Paula se sentía halagada, pero no estaba acostumbrada a que le dijeran cosas así, y sintió que las mejillas se le teñían de rubor.
–No es verdad, yo no…
Pedro le impuso silencio acercando un dedo a sus labios.
–Cuando te toco –murmuró bajándole los tirantes del vestido al tiempo que le acariciaba los brazos– me excita la suavidad de tu piel, las curvas tan femeninas que tienes…
Le bajó un poco el cuerpo del vestido, dejando al descubierto parte de su pecho, y Paula sintió que un cosquilleo de nerviosismo y excitación la invadía al comprender cuáles eran sus intenciones.
–¿Vamos a hacer el amor aquí?
–¿Creías que eras la única a la que le gusta hacerlo al aire libre?
–Pero era de noche, donde nadie podía vernos –replicó ella.

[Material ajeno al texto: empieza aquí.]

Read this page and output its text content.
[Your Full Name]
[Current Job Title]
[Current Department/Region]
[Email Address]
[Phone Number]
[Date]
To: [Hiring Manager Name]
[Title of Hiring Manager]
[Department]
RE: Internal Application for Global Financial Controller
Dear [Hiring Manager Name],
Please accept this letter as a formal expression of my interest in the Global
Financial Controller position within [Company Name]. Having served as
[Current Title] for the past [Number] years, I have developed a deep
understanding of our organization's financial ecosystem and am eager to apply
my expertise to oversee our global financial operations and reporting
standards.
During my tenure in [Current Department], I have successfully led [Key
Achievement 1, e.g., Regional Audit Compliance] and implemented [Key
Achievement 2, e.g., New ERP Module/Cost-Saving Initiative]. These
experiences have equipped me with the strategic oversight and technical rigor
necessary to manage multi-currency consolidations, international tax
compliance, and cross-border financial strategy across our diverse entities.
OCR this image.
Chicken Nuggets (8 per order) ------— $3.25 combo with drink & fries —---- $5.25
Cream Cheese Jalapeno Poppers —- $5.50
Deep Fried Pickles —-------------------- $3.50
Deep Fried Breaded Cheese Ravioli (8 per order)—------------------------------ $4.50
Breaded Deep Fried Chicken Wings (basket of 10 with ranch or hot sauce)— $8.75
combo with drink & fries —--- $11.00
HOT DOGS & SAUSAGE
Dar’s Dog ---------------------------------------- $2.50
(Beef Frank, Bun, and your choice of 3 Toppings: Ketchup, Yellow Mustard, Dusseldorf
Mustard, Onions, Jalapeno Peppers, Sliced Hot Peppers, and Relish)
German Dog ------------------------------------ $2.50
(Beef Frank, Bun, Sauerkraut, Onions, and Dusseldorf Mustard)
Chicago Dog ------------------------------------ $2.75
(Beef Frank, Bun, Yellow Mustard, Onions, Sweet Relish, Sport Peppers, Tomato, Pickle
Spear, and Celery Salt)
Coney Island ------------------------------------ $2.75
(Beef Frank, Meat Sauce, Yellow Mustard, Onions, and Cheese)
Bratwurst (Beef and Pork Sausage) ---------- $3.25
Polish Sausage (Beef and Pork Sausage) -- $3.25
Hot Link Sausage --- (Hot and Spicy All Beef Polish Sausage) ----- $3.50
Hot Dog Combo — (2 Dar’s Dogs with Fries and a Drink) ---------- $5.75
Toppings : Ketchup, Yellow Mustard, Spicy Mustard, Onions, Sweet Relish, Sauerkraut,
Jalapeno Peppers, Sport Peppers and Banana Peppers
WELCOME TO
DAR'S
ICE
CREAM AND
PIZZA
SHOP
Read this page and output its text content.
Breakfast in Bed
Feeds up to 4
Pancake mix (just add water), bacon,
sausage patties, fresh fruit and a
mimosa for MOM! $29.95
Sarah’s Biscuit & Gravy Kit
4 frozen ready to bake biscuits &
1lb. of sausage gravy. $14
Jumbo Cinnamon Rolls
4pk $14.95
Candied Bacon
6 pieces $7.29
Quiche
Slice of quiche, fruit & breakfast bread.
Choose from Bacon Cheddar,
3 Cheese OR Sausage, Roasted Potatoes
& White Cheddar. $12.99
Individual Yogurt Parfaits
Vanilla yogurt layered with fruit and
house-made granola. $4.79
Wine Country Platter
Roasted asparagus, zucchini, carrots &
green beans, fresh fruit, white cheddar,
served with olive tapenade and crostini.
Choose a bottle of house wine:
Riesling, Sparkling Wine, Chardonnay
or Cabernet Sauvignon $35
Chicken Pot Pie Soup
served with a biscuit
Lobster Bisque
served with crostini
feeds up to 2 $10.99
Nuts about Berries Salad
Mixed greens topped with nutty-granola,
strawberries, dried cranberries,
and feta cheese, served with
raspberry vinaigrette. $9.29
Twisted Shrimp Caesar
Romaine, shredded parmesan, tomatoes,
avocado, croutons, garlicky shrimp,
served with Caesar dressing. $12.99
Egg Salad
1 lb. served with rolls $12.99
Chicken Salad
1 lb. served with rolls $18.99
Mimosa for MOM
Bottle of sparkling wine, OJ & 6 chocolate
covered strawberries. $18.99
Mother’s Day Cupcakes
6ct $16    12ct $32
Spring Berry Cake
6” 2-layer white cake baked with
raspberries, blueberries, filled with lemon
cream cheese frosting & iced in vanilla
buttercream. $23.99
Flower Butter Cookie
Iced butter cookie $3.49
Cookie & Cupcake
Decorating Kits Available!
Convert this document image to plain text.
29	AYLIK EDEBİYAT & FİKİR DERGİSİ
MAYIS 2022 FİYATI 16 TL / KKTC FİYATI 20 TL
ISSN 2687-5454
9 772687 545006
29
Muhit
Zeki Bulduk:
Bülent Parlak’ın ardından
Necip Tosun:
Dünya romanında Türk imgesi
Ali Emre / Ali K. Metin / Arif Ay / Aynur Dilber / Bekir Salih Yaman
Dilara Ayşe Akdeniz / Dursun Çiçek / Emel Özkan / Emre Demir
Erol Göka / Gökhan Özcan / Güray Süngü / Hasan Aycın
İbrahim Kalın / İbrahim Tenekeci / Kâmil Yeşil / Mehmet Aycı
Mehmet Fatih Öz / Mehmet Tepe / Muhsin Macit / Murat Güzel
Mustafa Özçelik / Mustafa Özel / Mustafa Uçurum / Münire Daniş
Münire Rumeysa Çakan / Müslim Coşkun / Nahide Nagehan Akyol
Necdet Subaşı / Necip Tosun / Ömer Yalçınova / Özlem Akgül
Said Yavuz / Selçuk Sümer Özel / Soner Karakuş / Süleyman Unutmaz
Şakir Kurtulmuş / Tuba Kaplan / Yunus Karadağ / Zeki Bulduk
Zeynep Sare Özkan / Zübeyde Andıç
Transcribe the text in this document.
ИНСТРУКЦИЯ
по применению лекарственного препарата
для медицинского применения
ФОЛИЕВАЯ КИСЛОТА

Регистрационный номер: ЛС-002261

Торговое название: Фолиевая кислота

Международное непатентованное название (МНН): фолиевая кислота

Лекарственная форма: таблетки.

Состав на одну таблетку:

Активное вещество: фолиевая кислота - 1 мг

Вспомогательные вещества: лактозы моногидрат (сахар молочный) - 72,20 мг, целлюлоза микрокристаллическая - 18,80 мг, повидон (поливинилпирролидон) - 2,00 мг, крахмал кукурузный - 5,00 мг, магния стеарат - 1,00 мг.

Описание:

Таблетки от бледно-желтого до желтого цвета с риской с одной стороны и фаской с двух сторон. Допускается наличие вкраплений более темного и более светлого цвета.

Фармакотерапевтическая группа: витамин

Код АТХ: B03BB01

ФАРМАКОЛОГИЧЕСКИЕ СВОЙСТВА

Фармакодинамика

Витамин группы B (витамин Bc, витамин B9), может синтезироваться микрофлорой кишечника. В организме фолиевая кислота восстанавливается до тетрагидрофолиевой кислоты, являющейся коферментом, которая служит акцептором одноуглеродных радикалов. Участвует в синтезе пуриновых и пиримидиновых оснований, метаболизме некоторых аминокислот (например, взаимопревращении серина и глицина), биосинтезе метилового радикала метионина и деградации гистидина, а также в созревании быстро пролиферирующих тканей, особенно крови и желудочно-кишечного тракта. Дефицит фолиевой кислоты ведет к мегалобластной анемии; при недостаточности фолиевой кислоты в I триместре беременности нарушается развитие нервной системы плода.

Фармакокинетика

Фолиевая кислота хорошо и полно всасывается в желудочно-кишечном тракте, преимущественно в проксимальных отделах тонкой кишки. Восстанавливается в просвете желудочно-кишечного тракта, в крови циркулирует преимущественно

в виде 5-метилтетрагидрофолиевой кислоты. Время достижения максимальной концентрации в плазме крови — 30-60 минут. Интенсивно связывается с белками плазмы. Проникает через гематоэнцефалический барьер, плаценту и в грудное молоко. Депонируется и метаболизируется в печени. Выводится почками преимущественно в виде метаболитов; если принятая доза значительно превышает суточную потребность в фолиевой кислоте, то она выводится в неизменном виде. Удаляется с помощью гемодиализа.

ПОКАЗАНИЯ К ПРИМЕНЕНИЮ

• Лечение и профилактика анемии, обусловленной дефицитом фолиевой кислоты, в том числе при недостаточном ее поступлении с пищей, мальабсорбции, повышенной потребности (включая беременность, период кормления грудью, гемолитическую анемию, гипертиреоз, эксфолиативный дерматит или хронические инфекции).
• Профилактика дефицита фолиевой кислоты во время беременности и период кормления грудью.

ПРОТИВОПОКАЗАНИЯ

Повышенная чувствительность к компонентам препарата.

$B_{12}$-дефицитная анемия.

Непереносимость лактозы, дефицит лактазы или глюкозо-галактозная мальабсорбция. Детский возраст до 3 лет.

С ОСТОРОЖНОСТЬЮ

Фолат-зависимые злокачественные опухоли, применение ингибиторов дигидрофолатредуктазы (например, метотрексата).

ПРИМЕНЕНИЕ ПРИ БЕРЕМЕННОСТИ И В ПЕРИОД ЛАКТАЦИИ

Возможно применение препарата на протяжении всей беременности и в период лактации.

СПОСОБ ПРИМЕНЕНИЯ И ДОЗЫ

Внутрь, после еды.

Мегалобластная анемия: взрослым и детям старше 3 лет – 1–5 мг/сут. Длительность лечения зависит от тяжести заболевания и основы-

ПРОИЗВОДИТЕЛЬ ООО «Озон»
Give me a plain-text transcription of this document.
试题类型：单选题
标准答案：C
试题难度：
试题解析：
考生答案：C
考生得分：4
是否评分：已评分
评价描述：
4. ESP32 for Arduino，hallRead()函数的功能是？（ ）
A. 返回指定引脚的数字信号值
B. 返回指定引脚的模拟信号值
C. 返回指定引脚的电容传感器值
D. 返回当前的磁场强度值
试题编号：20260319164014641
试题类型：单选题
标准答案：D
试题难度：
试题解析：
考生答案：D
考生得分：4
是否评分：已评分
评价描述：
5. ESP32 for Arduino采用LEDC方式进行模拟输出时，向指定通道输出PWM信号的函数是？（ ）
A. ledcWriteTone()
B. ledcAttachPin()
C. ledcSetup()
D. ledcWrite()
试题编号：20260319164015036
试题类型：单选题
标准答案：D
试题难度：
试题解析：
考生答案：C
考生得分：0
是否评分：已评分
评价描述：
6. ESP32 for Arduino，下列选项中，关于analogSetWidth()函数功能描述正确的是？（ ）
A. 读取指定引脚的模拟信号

El nerviosismo de Paula iba en aumento. Allí no había una lámpara que pudiese apagar. Aunque le había dicho a Pedro que había superado sus problemas, no era cierto del todo. Hasta ese momento, de una manera u otra, había tenido bajo control la situación cuando habían hecho el amor, pero hacerlo en aquel lugar, a plena luz del día…
Pedro tomó su rostro entre ambas manos.
–He escogido este lugar porque sabía que estaríamos completamente a solas –le dijo.
A solas, sí, pero su cuerpo quedaría completamente expuesto cuando estuviese desnuda, pensó ella. Pedro le estaba pidiendo que confiara en él. Bajó la vista y deslizó un dedo por la hebilla del cinturón.
–Así que quieres hacerlo aquí, a plena luz del día… Bueno, parece que aquí no puedo correr las cortinas, ¿no?
–¿Quieres protector solar? –bromeó él.
Ella enarcó una ceja y le desabrochó el cinturón.
–¿Piensas tenerme desnuda tanto tiempo como para que me queme? Me parece que estás siendo un poco fanfarrón.
Paula se inclinó hacia él y murmuró contra sus labios.
–Sí, confío en ti.
Pedro la besó. ¿Por qué besaría tan bien? Desde luego sabía cómo hacer que una mujer se sintiese deseada. Paula se echó hacia atrás y acabó de bajarse lentamente el vestido, descubriendo su cuerpo centímetro a centímetro, casi como había hecho cuando se había desnudado para ella la primera vez que lo habían hecho. En cierto modo aquélla también era una primera vez para ellos; la primera vez que lo hacían sin barreras.